と、普通なら招きますが。招くと手の先が下がる、これが気に入らん「お〜い、笊屋ぁ〜、戻っといでぇ〜」堂島のすくい上げっちゅうて、すくい上げとぉる。




●米を揚げる米揚げいか〜〜き
▲さぁ、その声が気に入って、旦さんが買ぉてやろぉとおっしゃる……、暖簾が邪魔なら外してやろか
●アホらしもない、暖簾を頭で上げて入る
■上げて入りよったがな番頭どん、嬉しぃやっちゃなみな買ぉてやるぞ。




●みな買ぉてもらいましたら、お家へ放ぉり上げる
■わっ! 放ぉり上げよった。嬉しぃやっちゃ気に入った。財布をもっといで、さぁ笊屋、嬉しぃやっちゃ一枚やるぞ。




●こんなんもらいましたら、飛び上がるほど嬉しぃ
■飛び上がる、もぉ一枚やろ
●二枚ももらいましたら、浮かび上がります
■浮かび上がる、財布ぐちやろ。お金は大事にせないかんぞ。




●大事にいたしませぇでかいな、神棚へ上げて拝み上げとります
■拝み上げてる、着物三枚ほどこしらえたげたってんかこの男に、嬉しぃ男やでホンマに。で、お前兄弟はあんのか?
●上ばっかりで
■上ばっかり、米五斗ほど運んでやんなはれ。嬉しぃ男やなぁ、兄さんはどこに居てんねん?




●淀川の上の京都でおます
■淀川の上、っちゅうのが気に入ったやないかいな、借家十軒ほどやってくれこの男に、嬉しぃ男やで、兄さんどんな男や?
●高田屋高助と申しまして、背ぇの高ぁい、鼻の高ぁい、偉高い、気高ぁい男でおます
■須磨の別荘やってんか、嬉しぃ男やなぁ、姉さんはどこに居てんねん?




●上町の上汐町の上田屋上右衛門といぅ紙屋の上(かみ)の女中をいたしております
■たまらんなぁ、大阪のお城と、梅田のステンショやってくれ……




▲そんなアホなことをおっしゃる……、旦さん何をおっしゃんねん、そんな無茶なこと言ぅてもろたら困りまっせ。そぉ何でもかんでも上げてしもたら、うちの身上(しんしょ)が潰れてしまいまんがな。
●アホらしもない、潰れるよぉな品もんと(ポンポン)品もんが違います。


《最後のサゲは、実は笊屋重兵衛さんに次のように教えてもらったとおり。タイミングが偶然、絶妙だったわけです。》
▲はじめから品数が多いとややこしぃ。
大間目(まめ)、中間目、小間目に米を揚げる米揚げ笊と、この四通りにしておます。
何でこぉして売りに行てもらいますかと申しますと、二八(にっぱち)と申しまして二月と八月に切った竹はどぉといぅことはないんですが、あいだに切った竹は虫がついて粉を吹きます。
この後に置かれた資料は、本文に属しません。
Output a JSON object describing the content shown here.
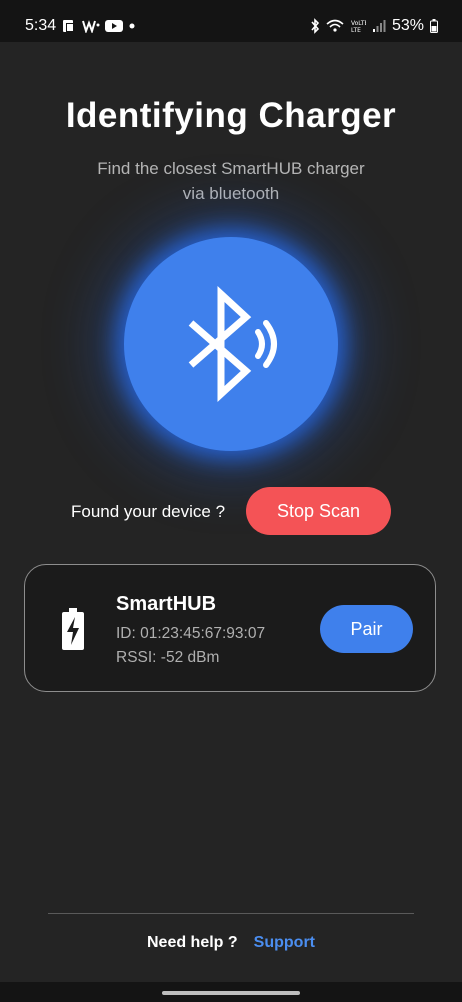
{
  "status_bar": {
    "time": "5:34",
    "battery": "53%",
    "icons": [
      "app-notification-icon",
      "wallet-icon",
      "youtube-icon",
      "dot-icon",
      "bluetooth-icon",
      "wifi-icon",
      "volte-icon",
      "signal-icon",
      "battery-icon"
    ]
  },
  "screen": {
    "title": "Identifying Charger",
    "subtitle_line1": "Find the closest SmartHUB charger",
    "subtitle_line2": "via bluetooth",
    "accent_color": "#3f80ec",
    "danger_color": "#f45356"
  },
  "scan": {
    "found_label": "Found your device ?",
    "stop_label": "Stop Scan"
  },
  "device": {
    "name": "SmartHUB",
    "id": "ID: 01:23:45:67:93:07",
    "rssi": "RSSI: -52 dBm",
    "pair_label": "Pair"
  },
  "footer": {
    "help_text": "Need help ?",
    "support_label": "Support"
  }
}
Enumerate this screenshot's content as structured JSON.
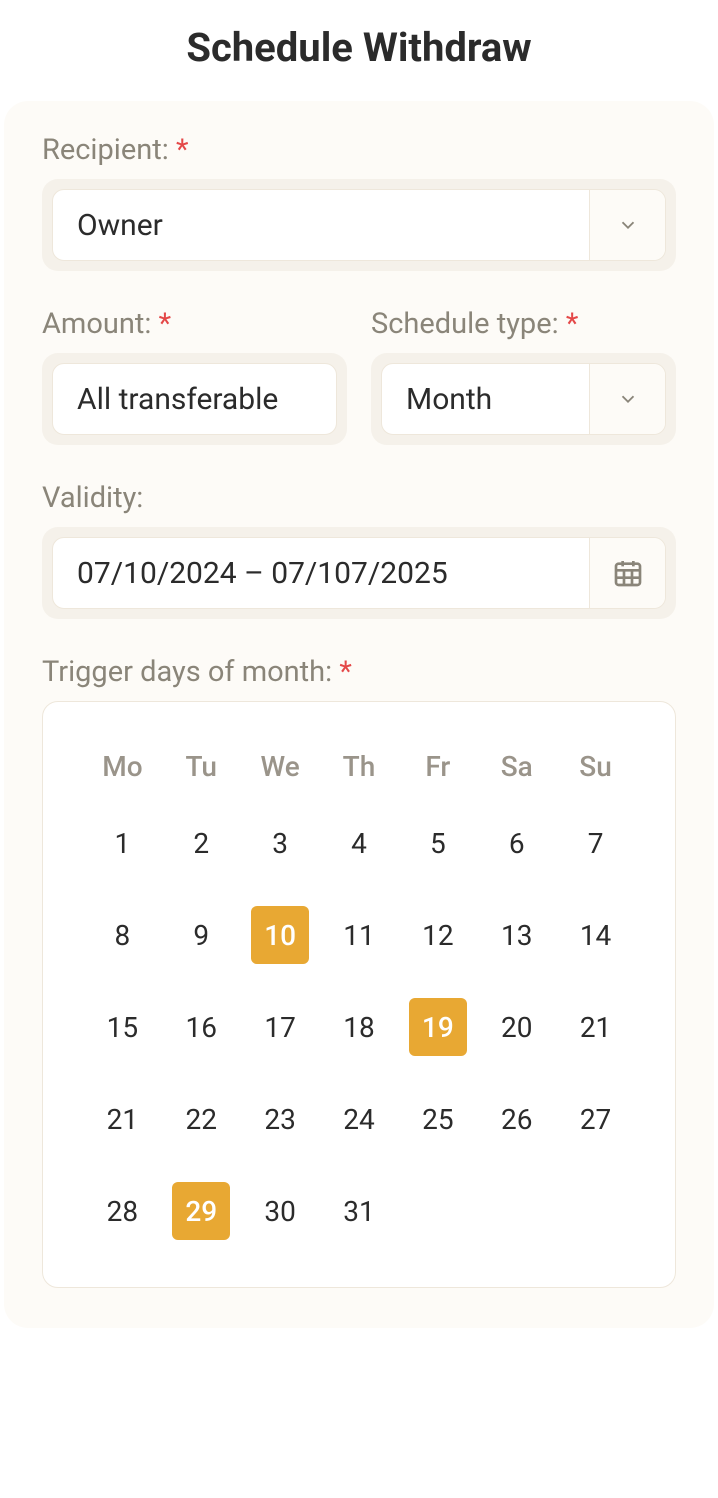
{
  "title": "Schedule Withdraw",
  "fields": {
    "recipient": {
      "label": "Recipient:",
      "required": true,
      "value": "Owner"
    },
    "amount": {
      "label": "Amount:",
      "required": true,
      "value": "All transferable"
    },
    "scheduleType": {
      "label": "Schedule type:",
      "required": true,
      "value": "Month"
    },
    "validity": {
      "label": "Validity:",
      "required": false,
      "value": "07/10/2024 – 07/107/2025"
    },
    "triggerDays": {
      "label": "Trigger days of month:",
      "required": true
    }
  },
  "calendar": {
    "dow": [
      "Mo",
      "Tu",
      "We",
      "Th",
      "Fr",
      "Sa",
      "Su"
    ],
    "days": [
      {
        "n": 1
      },
      {
        "n": 2
      },
      {
        "n": 3
      },
      {
        "n": 4
      },
      {
        "n": 5
      },
      {
        "n": 6
      },
      {
        "n": 7
      },
      {
        "n": 8
      },
      {
        "n": 9
      },
      {
        "n": 10,
        "sel": true
      },
      {
        "n": 11
      },
      {
        "n": 12
      },
      {
        "n": 13
      },
      {
        "n": 14
      },
      {
        "n": 15
      },
      {
        "n": 16
      },
      {
        "n": 17
      },
      {
        "n": 18
      },
      {
        "n": 19,
        "sel": true
      },
      {
        "n": 20
      },
      {
        "n": 21
      },
      {
        "n": 21
      },
      {
        "n": 22
      },
      {
        "n": 23
      },
      {
        "n": 24
      },
      {
        "n": 25
      },
      {
        "n": 26
      },
      {
        "n": 27
      },
      {
        "n": 28
      },
      {
        "n": 29,
        "sel": true
      },
      {
        "n": 30
      },
      {
        "n": 31
      }
    ]
  },
  "requiredMark": "*"
}
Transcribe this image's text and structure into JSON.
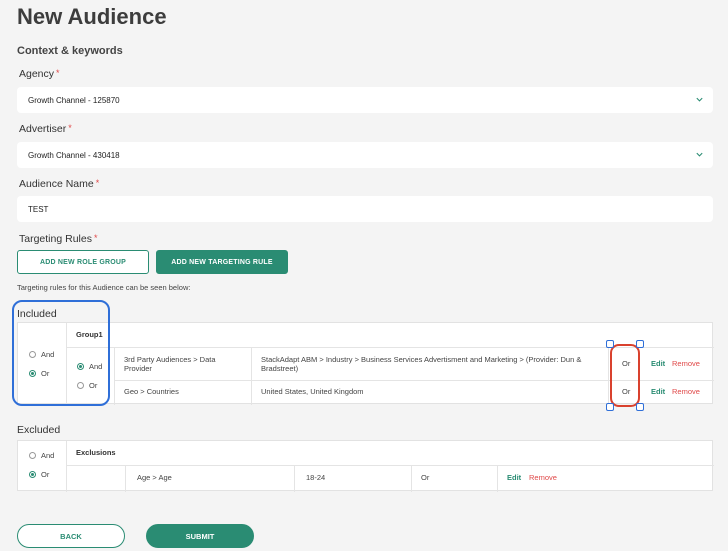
{
  "page": {
    "title": "New Audience",
    "section": "Context & keywords"
  },
  "agency": {
    "label": "Agency",
    "required": "*",
    "value": "Growth Channel - 125870"
  },
  "advertiser": {
    "label": "Advertiser",
    "required": "*",
    "value": "Growth Channel - 430418"
  },
  "audience_name": {
    "label": "Audience Name",
    "required": "*",
    "value": "TEST"
  },
  "targeting": {
    "label": "Targeting Rules",
    "required": "*",
    "add_group": "ADD NEW ROLE GROUP",
    "add_rule": "ADD NEW TARGETING RULE",
    "note": "Targeting rules for this Audience can be seen below:"
  },
  "included": {
    "label": "Included",
    "outer_and": "And",
    "outer_or": "Or",
    "outer_selected": "Or",
    "group_name": "Group1",
    "group_and": "And",
    "group_or": "Or",
    "group_selected": "And",
    "rows": [
      {
        "category": "3rd Party Audiences > Data Provider",
        "value": "StackAdapt ABM > Industry > Business Services Advertisment and Marketing > (Provider: Dun & Bradstreet)",
        "op": "Or",
        "edit": "Edit",
        "remove": "Remove"
      },
      {
        "category": "Geo > Countries",
        "value": "United States, United Kingdom",
        "op": "Or",
        "edit": "Edit",
        "remove": "Remove"
      }
    ]
  },
  "excluded": {
    "label": "Excluded",
    "outer_and": "And",
    "outer_or": "Or",
    "outer_selected": "Or",
    "group_name": "Exclusions",
    "rows": [
      {
        "category": "Age > Age",
        "value": "18-24",
        "op": "Or",
        "edit": "Edit",
        "remove": "Remove"
      }
    ]
  },
  "footer": {
    "back": "BACK",
    "submit": "SUBMIT"
  },
  "colors": {
    "accent": "#2a8c73",
    "danger": "#e04848",
    "highlight_blue": "#2f6fd8",
    "highlight_red": "#d9412e"
  }
}
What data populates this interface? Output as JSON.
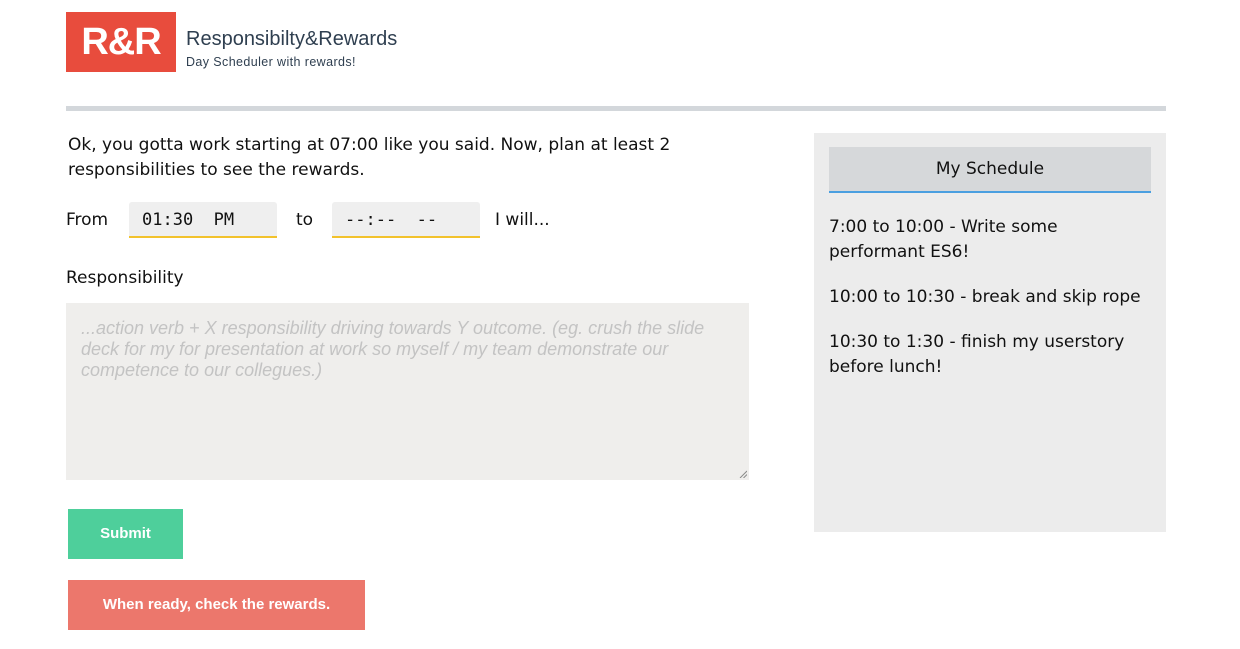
{
  "brand": {
    "logo_text": "R&R",
    "title": "Responsibilty&Rewards",
    "subtitle": "Day Scheduler with rewards!"
  },
  "form": {
    "intro": "Ok, you gotta work starting at 07:00 like you said. Now, plan at least 2 responsibilities to see the rewards.",
    "from_label": "From",
    "from_value": "01:30  PM",
    "to_label": "to",
    "to_value": "--:--  --",
    "will_label": "I will...",
    "responsibility_label": "Responsibility",
    "responsibility_placeholder": "...action verb + X responsibility driving towards Y outcome. (eg. crush the slide deck for my for presentation at work so myself / my team demonstrate our competence to our collegues.)",
    "submit_label": "Submit",
    "rewards_label": "When ready, check the rewards."
  },
  "schedule": {
    "title": "My Schedule",
    "items": [
      "7:00 to 10:00 - Write some performant ES6!",
      "10:00 to 10:30 - break and skip rope",
      "10:30 to 1:30 - finish my userstory before lunch!"
    ]
  },
  "colors": {
    "brand_red": "#e84c3d",
    "submit_green": "#4ecf9b",
    "rewards_red": "#ec776c",
    "input_underline": "#f2c22c",
    "schedule_accent": "#4a9fe0"
  }
}
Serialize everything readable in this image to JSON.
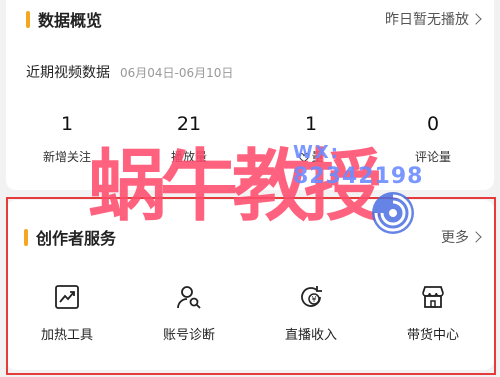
{
  "overview": {
    "title": "数据概览",
    "right_text": "昨日暂无播放",
    "recent_title": "近期视频数据",
    "date_range": "06月04日-06月10日",
    "stats": [
      {
        "value": "1",
        "label": "新增关注"
      },
      {
        "value": "21",
        "label": "播放量"
      },
      {
        "value": "1",
        "label": "量"
      },
      {
        "value": "0",
        "label": "评论量"
      }
    ]
  },
  "services": {
    "title": "创作者服务",
    "more_label": "更多",
    "items": [
      {
        "label": "加热工具",
        "icon": "trend-chart-icon"
      },
      {
        "label": "账号诊断",
        "icon": "user-search-icon"
      },
      {
        "label": "直播收入",
        "icon": "yuan-refresh-icon"
      },
      {
        "label": "带货中心",
        "icon": "store-icon"
      }
    ]
  },
  "watermark": {
    "chars": "蜗牛教授",
    "wx": "WX:",
    "number": "82342198"
  },
  "colors": {
    "accent": "#f5a623",
    "highlight_frame": "#e63b3b",
    "watermark_pink": "#ff4d6d",
    "watermark_blue": "#6c8cff"
  }
}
▲使い込んでもらうとどぉといぅことはないんですが、やっぱり買いなはる時、皆さん方嫌がりなさる。うちで売るわけにいかん、こぉしてあんさんに売りに行てもらいます。売ってもらいます時にちょっとコツがおましてな笊をば二ぁつでも三つでも重ねてもらいます。上から(ポンポン)と叩いてもらう。
▲「叩いてもつぶれるよぉな品もんと品もんが違います」「強いねんなぁ、丈夫やねんなぁ……」なかなかそぉやおません。叩いて粉ぉを下へみな落してしまいます。これが商売の駆け引き、コツですなぁ。




ぼんやりフリーターの(野球でいえば)ポテンヒットといったところでしょうか。
それにしても、財布に米、別荘その他は結局もらえたんだろうか。
「くれてやる」という申込に対して「もらいます」というはっきりした承諾がなかったから、民法上の契約は不成立なのかなぁ。